Örnek çok; işsizlik oranlarını yayınlıyor, uzmanların, başka kurumların, sendikaların, demokratik kitle örgütlerinin hesaplamalarıyla arasında neredeyse yarı yarıya fark çıkıyor, bu da milyonlarca insan demek, TÜİK milyonlarca kişiyi buharlaştırmış demek!

Bir keresinde de “Tüketici Güven Endeksi” konusunda öyle bir “sıçrama” yaratmıştı ki, görenlere “pes” dedirmişti....

Tüm ahali mutluluktan hüngür hüngür ağlamıştı vallahi!

Güven endeksi nasıl yenilenir?

Önce Tüketici Güven Endeksi nedir ona bakalım...

Bu endeks, vatandaşların kendi maddi durumlarına ve genel ekonomiye dair değerlendirme ve beklentileri ölçer...

Bir diğer deyişle aylık tüketici eğilim anketi ile tüketicilerin maddi durum değerlendirmesi yanında gelecek dönem beklentileri, harcama ve tasarruf eğilimleri ölçülür.

Anket sonuçlarından hesaplanan tüketici güven endeksi 0-200 aralığında değer alır.

Endeksin 100’den büyük olması tüketici güveninde iyimser durumu, küçük olması halinde ise kötümser durumu gösterir.

Gelelim endeksin nasıl hesaplandığına; aslında dört alt endeksin hesaplanması ile ortaya çıkıyordu sonuç...

Neydi peki bu dört alt endeks? Sıralayalım:

-Gelecek 12 aya ait hanenin maddi durum beklentisi.

-Gelecek 12 aya ait genel durum beklentisi.

-Gelecek 12 aya ait işsiz sayısı beklentisi.

-Gelecek 12 aya ait tasarruf etme ihtimali.

TÜİK bir gün bu alt endekslerin son iki maddesini değiştirmeye karar verdi. Son iki maddeyi değiştirdi.

Yerine iki yeni endeks ekledi. Onlara da bakalım:

-Geçen 12 aylık döneme göre mevcut dönemde maddi durumu.

-Gelecek 12 aylık dönemde dayanıklı tüketim mallarına harcama yapma düşüncesi.

Böylece ne olmuş oldu? İşsizlik ve tasarruf etme ihtimali maddeleri sizlere ömür olmuş oldu!

TÜİK, değişiklik nedeni olarak neyi gösterdi peki?

AB Komisyonu Ekonomik ve Finansal İşler Genel Müdürlüğü çalışmasını! AB ile neredeyse boğazlaştığımız, AB üyelerinin “Ya, Türkiye’yi aramıza almayacağımızı artık yüzüne söyleyelim” dedikleri bir süreçte gerçekten incelikli bir davranıştı!

-Şimdi gelelim “zurnanın zırt dediği” yere!

Hesap değişti endeks çıldırdı!..

TÜİK, bu değişiklikten hemen sonra, 2020 Eylül ayı Tüketici Güven endeksini açıkladı...

Tabii ki yeni düzenlemeye göre!

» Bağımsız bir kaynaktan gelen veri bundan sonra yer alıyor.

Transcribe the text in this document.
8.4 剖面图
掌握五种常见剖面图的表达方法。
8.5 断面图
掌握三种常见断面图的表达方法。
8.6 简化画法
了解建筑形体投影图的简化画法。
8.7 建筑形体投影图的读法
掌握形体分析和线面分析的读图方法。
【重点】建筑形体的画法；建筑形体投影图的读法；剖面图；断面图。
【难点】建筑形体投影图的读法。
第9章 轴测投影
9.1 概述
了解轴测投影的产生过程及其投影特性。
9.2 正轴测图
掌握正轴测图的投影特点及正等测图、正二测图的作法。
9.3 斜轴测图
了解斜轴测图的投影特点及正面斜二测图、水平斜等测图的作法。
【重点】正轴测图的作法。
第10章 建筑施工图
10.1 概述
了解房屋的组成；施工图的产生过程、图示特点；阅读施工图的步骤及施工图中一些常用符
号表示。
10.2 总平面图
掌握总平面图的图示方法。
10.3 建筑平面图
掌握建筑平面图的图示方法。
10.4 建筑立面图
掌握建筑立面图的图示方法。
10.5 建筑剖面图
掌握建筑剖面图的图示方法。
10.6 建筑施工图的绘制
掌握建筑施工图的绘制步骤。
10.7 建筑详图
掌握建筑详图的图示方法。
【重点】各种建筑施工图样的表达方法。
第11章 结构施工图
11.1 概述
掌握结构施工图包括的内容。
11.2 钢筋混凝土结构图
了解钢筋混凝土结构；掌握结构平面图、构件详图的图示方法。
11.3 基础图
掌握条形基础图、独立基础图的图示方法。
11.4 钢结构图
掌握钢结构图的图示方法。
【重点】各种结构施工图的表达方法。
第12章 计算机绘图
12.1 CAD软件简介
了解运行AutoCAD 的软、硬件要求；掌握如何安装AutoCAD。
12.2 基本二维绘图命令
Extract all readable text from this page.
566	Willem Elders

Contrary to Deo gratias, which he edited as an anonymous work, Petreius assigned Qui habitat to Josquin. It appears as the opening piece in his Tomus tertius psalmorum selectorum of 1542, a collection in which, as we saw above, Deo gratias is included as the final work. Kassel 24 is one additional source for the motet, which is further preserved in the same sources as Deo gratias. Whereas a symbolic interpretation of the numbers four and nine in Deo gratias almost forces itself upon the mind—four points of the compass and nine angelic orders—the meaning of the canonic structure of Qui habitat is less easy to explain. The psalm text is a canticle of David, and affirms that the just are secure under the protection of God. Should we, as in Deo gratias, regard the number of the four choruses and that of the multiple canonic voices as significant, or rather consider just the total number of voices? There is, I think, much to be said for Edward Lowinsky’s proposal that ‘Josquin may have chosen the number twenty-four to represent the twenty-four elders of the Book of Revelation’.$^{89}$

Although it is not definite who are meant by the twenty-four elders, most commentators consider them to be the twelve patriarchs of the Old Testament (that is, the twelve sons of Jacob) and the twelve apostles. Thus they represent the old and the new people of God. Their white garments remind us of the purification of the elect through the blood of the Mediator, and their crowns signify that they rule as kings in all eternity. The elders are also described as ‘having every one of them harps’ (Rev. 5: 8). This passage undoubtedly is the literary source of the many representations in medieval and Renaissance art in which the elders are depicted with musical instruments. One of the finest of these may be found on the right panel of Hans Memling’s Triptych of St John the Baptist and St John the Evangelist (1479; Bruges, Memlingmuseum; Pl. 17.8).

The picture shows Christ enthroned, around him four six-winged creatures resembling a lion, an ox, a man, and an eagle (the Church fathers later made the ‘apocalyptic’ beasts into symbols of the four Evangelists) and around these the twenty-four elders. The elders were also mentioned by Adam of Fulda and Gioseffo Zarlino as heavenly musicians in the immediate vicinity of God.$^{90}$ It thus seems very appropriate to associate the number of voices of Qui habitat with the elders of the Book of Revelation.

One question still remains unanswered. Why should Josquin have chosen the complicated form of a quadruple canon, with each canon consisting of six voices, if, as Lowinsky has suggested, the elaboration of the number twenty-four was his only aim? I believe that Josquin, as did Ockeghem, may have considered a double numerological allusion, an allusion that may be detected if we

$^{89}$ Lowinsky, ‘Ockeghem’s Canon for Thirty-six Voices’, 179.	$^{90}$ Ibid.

Merkez Bankası ile birlikte yapılan anket sonuçlarından hesaplanan mevsim etkilerinden arındırılmış endeks, Eylül ayında bir önceki aya göre yüzde 3.2 oranında arttı.

-Ağustos ayında 79.4 olan endeks, Eylül ayında 82.0 oldu..

Yeni düzenlemeye göre yapılan hesaplama buydu. Peki, o iki maddede değişiklik yapılmasaydı hesaplama sonucu ne olacaktı? Buyrun okuyun:

-Ağustos ayında 59.6 olan endeks eylül ayında 61.8 çıkacaktı!..

Aradaki fark neydi peki, 20 küsur puan! Yapılan “sihirli” değiştirme yöntemi ile Tüketici Güven Endeksi 20 puan birden yükselivermişti! 

Gerçi 100’ün altında çıkan oranlar tüketicinin güvensizliğini ve kötümserliğini gösteriyordu ama yüzde 61.8 tam bir iflası işaret ediyordu! Yüzde 82 hiç olmazsa “iyimserlik sınırına az kaldı” düşüncesini pompalayabilirdi!

Anlaşıldığı kadarıyla en büyük Türk büyükleri ve TÜİK yıllardır elbirliği ile “Harikalar Diyarı” masalını sürdürmeye kararlı! Peki milletin ezici çoğunluğu nerede yaşadığını düşünüyor acaba?

-Sahte cennet mi desem, cehennemin yedi kat dibi mi desem bilemedim!